On Habitica, the task/productivity 'game' I play, there was a reading challenge I took up to read a book called The Halloween Tree by Ray Bradbury.  Now I like Ray Bradbury, and it's actually a children's book, so I thought it would be good to read some fast-moving fiction. It's been such a struggle to read fiction (even non-fiction has its challenges), for several reasons.  For one thing, I think being on the Internet has made my attention span that of a gnat.  I've also apparently been a little off in how I use my bifocals, and it's hard for me to find a nice comfy place to read--I can't read in bed easily, and the comfy chairs are in the study (where my friend is often watching streaming stuff) or in his room.  Reading in bed requires lots of pillows, a folding lap desk, and a study pillow with a neck bolster.  I can read at the kitchen and study tables, when it is quiet, but the chairs are wooden and really need cushions after a while.  Still, I managed to read the whole book in a very short time, maybe an hour or an hour and a half (it's 145 pages long).  I enjoyed it--I knew all the various cultural ties to the practices of Halloween, but that was fine. And I'd figured out what happened to one of the characters.  I guess the only real thing I had a bit of an issue with it--not a lot, just a bit, were that there were no girls at all in the characters, and little to no character description or development, really.  But it is a product of 1972, and while Bradbury's writing deviates poetically from standard writing styles, he shares a common thread you find particularly in male writers of the time, and especially in science fiction writers, somewhat tilted towards action and away from characterization.  (Women, by contrast, tend to over-describe and have a lot of emoting going without driving the action forward at all)--a good writer balances both.  Still, his description of the settings and experiences are very good, and this story actually needs somewhat blank characters, as they represent certain timeframes of history in their costumes and with the exception of the one character from whose perspective the story is told,  there's no real personality among the children, and I guess there really doesn't need to be.  Anyway, I did enjoy the story, and it was a little chilling there at the end, so suitably Halloweenesque.
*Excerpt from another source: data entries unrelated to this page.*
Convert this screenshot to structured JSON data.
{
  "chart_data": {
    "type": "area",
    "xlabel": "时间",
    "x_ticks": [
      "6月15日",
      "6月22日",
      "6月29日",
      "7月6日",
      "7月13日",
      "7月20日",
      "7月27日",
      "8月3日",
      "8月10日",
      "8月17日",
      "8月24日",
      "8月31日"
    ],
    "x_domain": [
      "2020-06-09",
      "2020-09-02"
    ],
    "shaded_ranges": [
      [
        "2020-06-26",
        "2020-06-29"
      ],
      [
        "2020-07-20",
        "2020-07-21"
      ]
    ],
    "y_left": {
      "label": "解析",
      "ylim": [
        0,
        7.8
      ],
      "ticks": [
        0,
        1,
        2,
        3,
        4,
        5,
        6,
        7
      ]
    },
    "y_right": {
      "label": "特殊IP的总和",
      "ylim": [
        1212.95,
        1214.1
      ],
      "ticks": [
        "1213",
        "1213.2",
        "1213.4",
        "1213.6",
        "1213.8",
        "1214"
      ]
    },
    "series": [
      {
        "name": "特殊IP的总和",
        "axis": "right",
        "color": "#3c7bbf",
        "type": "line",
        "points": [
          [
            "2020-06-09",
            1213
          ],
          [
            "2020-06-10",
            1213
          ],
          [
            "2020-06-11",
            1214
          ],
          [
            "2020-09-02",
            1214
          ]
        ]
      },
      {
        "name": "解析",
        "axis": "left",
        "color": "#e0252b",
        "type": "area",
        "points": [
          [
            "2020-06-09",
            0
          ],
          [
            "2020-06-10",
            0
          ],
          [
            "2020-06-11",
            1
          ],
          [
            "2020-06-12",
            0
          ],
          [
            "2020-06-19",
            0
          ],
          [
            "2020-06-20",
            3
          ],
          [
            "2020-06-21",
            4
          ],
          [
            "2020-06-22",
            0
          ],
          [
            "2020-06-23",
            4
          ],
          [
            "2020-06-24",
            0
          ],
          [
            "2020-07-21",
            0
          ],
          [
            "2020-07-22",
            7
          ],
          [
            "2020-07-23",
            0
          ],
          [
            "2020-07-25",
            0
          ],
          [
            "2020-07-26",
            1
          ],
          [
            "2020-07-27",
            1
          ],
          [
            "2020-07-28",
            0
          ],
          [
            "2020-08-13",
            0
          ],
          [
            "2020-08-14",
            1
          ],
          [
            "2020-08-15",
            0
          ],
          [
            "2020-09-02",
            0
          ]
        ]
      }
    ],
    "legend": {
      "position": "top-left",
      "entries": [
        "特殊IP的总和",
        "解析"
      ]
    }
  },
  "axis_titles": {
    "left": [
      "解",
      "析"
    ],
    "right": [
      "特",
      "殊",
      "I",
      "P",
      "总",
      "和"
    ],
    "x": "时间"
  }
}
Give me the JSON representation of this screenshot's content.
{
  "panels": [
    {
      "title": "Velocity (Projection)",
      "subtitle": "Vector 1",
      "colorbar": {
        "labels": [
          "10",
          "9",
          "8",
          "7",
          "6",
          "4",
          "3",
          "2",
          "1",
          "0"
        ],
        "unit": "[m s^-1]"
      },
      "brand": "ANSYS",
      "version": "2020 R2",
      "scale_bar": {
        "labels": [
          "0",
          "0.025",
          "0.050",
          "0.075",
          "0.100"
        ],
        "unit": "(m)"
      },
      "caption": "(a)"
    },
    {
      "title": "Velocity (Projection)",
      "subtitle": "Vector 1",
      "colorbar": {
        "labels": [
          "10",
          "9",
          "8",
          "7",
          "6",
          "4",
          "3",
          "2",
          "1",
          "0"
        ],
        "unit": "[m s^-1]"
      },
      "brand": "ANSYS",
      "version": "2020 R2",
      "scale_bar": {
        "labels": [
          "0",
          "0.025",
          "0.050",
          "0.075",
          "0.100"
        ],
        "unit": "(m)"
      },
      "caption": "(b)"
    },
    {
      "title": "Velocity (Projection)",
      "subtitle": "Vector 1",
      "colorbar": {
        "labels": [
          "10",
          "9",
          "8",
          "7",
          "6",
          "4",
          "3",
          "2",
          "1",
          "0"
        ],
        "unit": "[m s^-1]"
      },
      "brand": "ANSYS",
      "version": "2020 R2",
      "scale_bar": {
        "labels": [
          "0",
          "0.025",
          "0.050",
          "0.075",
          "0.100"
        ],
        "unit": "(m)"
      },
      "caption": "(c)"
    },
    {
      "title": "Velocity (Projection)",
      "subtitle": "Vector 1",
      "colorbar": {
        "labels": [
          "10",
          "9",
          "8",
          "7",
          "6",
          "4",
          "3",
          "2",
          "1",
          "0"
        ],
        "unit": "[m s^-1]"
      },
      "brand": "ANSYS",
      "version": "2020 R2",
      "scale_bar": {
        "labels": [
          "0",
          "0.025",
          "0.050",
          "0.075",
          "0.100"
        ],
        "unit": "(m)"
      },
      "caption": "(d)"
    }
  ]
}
Later, we ate dinner from Subway with a friend, who had a couple of Pierce Brosnan 007 movies on, and then we returned home and I took up finishing the laundry.  I've done my clothes and I'm working on my friend's bedding right now. I'm going to do mine tomorrow.

Tomorrow I think I'll try to get up early.  I was supposed to do a couple of shelves, pulling off the books and dusting them.  I didn't, but I can today.  I did do the game notes, which were more timely.  If I could get that and my normal Sunday pre-game chores are done really early, I might still be able to go to the Y and do some exercises in the pool and work out in general for maybe an hour, total.  Then Monday I can go back for the low-impact pool class that I took this past week.  I did really well with everything (and have been in much less pain and been able to move and bend better as a result) except this thing where you put the foam dumbbells under your knees and then balance above them.  I need something to hold on and even so couldn't do it.  The instructor suggested getting a lighter pair of dumbbells (I had the heavy ones) next time.  People were really nice and non-judgmental, though, and I enjoyed it.  The instructor was very good.  We ended with a mindfulness exercise.  So it starts out easy, gets the heart pumping, puts you through all sorts of movement, but it isn't extremely intense--just right for my level of conditioning.

I  also need to run by the library while they're open and pick up a book on hold on the zero-waste home--I've been on the list for a while.  It must have been there when I picked up The Halloween Tree earlier, but I didn't realise it was in, so I didn't look.  I also checked out CDs by Sam Smith and Rush.

Okay, I'm going to get ready for bed.  The laundry's still in the dryer, but at least I'll have my teeth brushed, etc.  Hope you're having a good weekend.